“合憲”と司法判断された「香川県・ゲーム条例」 判決に覚えた違和感の正体
法令とは社会通念である
高松地裁が説明した2つ目の理由「条例が具体的な権利の制約を課すものではなく、憲法に違反するものということはできない」にも疑問が残る。「具体的な権利の制約」を課さなければ、特定の分野に対し、悪しきイメージを持たせかねない内容の条例が存在してもよいのかという点だ。

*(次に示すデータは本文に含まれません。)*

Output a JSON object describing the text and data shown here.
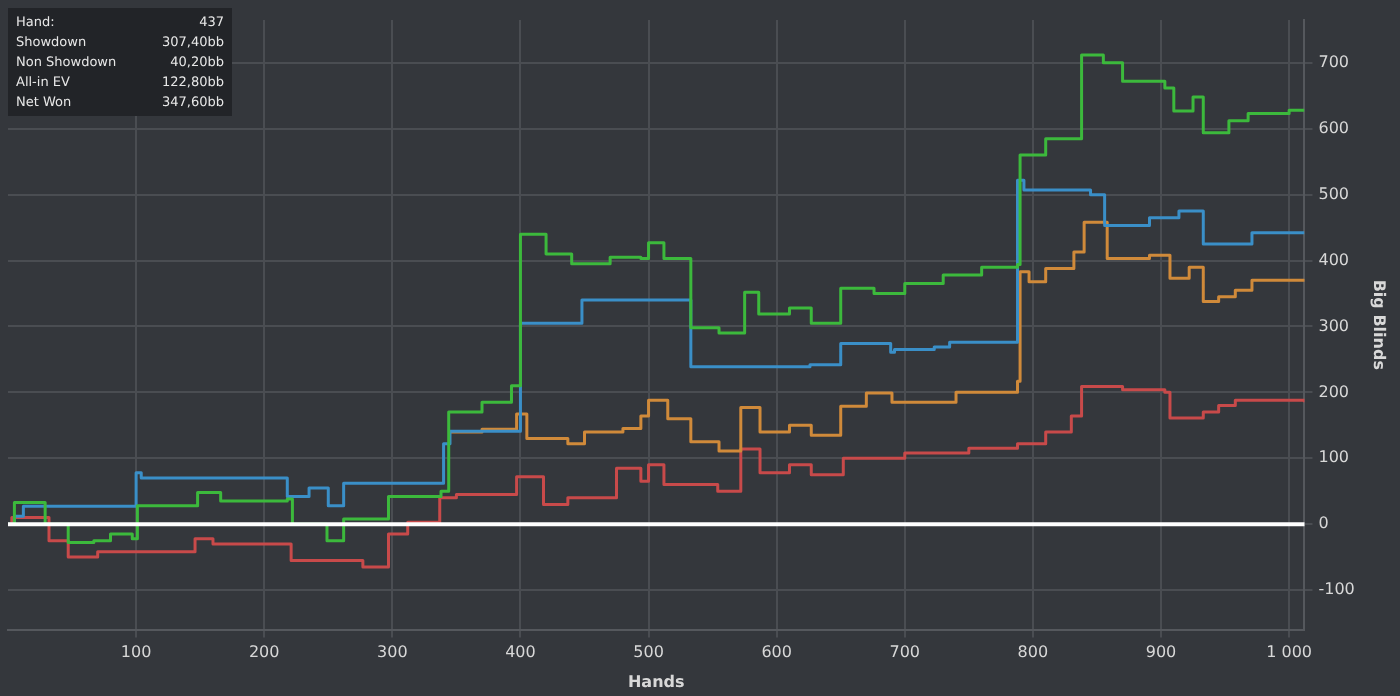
{
  "chart_data": {
    "type": "step",
    "xlabel": "Hands",
    "ylabel": "Big Blinds",
    "xlim": [
      0,
      1012
    ],
    "ylim": [
      -160,
      765
    ],
    "xticks": [
      100,
      200,
      300,
      400,
      500,
      600,
      700,
      800,
      900,
      {
        "value": 1000,
        "label": "1 000"
      }
    ],
    "yticks": [
      -100,
      0,
      100,
      200,
      300,
      400,
      500,
      600,
      700
    ],
    "grid": true,
    "marker": "none",
    "line_style": "solid",
    "ref_lines": [
      {
        "axis": "y",
        "value": 0,
        "color": "#ffffff"
      }
    ],
    "annotations": [
      "Hand: 437",
      "Showdown 307,40bb",
      "Non Showdown 40,20bb",
      "All-in EV 122,80bb",
      "Net Won 347,60bb"
    ],
    "series": [
      {
        "color": "#3cb93c",
        "x": [
          0,
          5,
          29,
          47,
          67,
          80,
          97,
          101,
          148,
          166,
          218,
          222,
          249,
          262,
          297,
          338,
          344,
          370,
          393,
          400,
          420,
          440,
          470,
          494,
          500,
          512,
          533,
          555,
          575,
          586,
          610,
          627,
          650,
          676,
          700,
          730,
          760,
          788,
          790,
          810,
          838,
          855,
          870,
          903,
          910,
          925,
          933,
          953,
          968,
          1000,
          1012
        ],
        "values": [
          0,
          33,
          0,
          -28,
          -25,
          -15,
          -22,
          28,
          48,
          35,
          38,
          0,
          -25,
          8,
          42,
          50,
          170,
          185,
          210,
          440,
          410,
          395,
          405,
          403,
          427,
          403,
          298,
          290,
          352,
          319,
          328,
          305,
          358,
          350,
          365,
          378,
          390,
          394,
          560,
          585,
          712,
          700,
          672,
          662,
          627,
          648,
          594,
          612,
          623,
          628,
          628
        ]
      },
      {
        "color": "#3a8fc8",
        "x": [
          0,
          5,
          12,
          100,
          104,
          218,
          235,
          250,
          262,
          337,
          340,
          345,
          392,
          400,
          448,
          533,
          626,
          650,
          689,
          692,
          723,
          735,
          788,
          793,
          845,
          856,
          891,
          914,
          933,
          971,
          1012
        ],
        "values": [
          0,
          12,
          27,
          78,
          70,
          42,
          55,
          28,
          62,
          62,
          122,
          141,
          141,
          305,
          340,
          239,
          242,
          274,
          261,
          265,
          269,
          276,
          522,
          507,
          500,
          453,
          465,
          475,
          425,
          442,
          442
        ]
      },
      {
        "color": "#d08a3a",
        "x": [
          344,
          370,
          397,
          405,
          437,
          450,
          480,
          494,
          500,
          515,
          533,
          555,
          572,
          587,
          610,
          627,
          650,
          670,
          690,
          740,
          788,
          790,
          797,
          810,
          832,
          840,
          858,
          891,
          907,
          922,
          933,
          945,
          958,
          971,
          1012
        ],
        "values": [
          140,
          144,
          167,
          130,
          122,
          140,
          145,
          164,
          188,
          160,
          125,
          111,
          177,
          140,
          150,
          135,
          179,
          199,
          185,
          200,
          217,
          383,
          368,
          388,
          413,
          458,
          403,
          408,
          373,
          390,
          338,
          345,
          355,
          370,
          372
        ]
      },
      {
        "color": "#c84a4a",
        "x": [
          0,
          3,
          32,
          47,
          70,
          146,
          160,
          221,
          277,
          297,
          312,
          337,
          350,
          397,
          418,
          437,
          475,
          494,
          500,
          512,
          554,
          572,
          587,
          610,
          627,
          652,
          700,
          750,
          788,
          810,
          830,
          838,
          870,
          903,
          907,
          933,
          945,
          958,
          1012
        ],
        "values": [
          0,
          10,
          -25,
          -50,
          -42,
          -22,
          -30,
          -55,
          -65,
          -15,
          3,
          40,
          45,
          72,
          30,
          40,
          85,
          65,
          90,
          60,
          50,
          114,
          78,
          90,
          75,
          100,
          108,
          115,
          122,
          140,
          164,
          209,
          204,
          200,
          161,
          170,
          180,
          188,
          185
        ]
      }
    ]
  }
}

法令とは社会通念である。認知されることで、特定の行動に対する印象を誘導している点から目を背けてはならない。違反にともなって与えられる罰則は抑止的な意味合いが強く、その有無は法令の正当性を認めるためのものではない。本来であれば、「憲法に違反しないもの」でなければならないはずの条例が、「憲法に違反するものとは言えない」ことを理由に認められていくのであれば、その構図は“悪魔の証明”的とも言わざるを得ない。
条例の妥当性を認める判決が前例として残ることで、同様の動きが全国へと広まる可能性も出てくる。そうした社会が現実のものとなれば、ゲーム・eスポーツの文化は衰退の一途を辿ってしまうだろう。ほかの業界へ波及すればエンターテインメント業界全体が萎縮する材料にもなりかねない。
もちろん条例として成立・施行されたからには、簡単に否定できない状況にあることもわかる。今回の判決をきっかけに、社会がもう一度「香川県・ゲーム条例」について考えていく必要があるのかもしれない。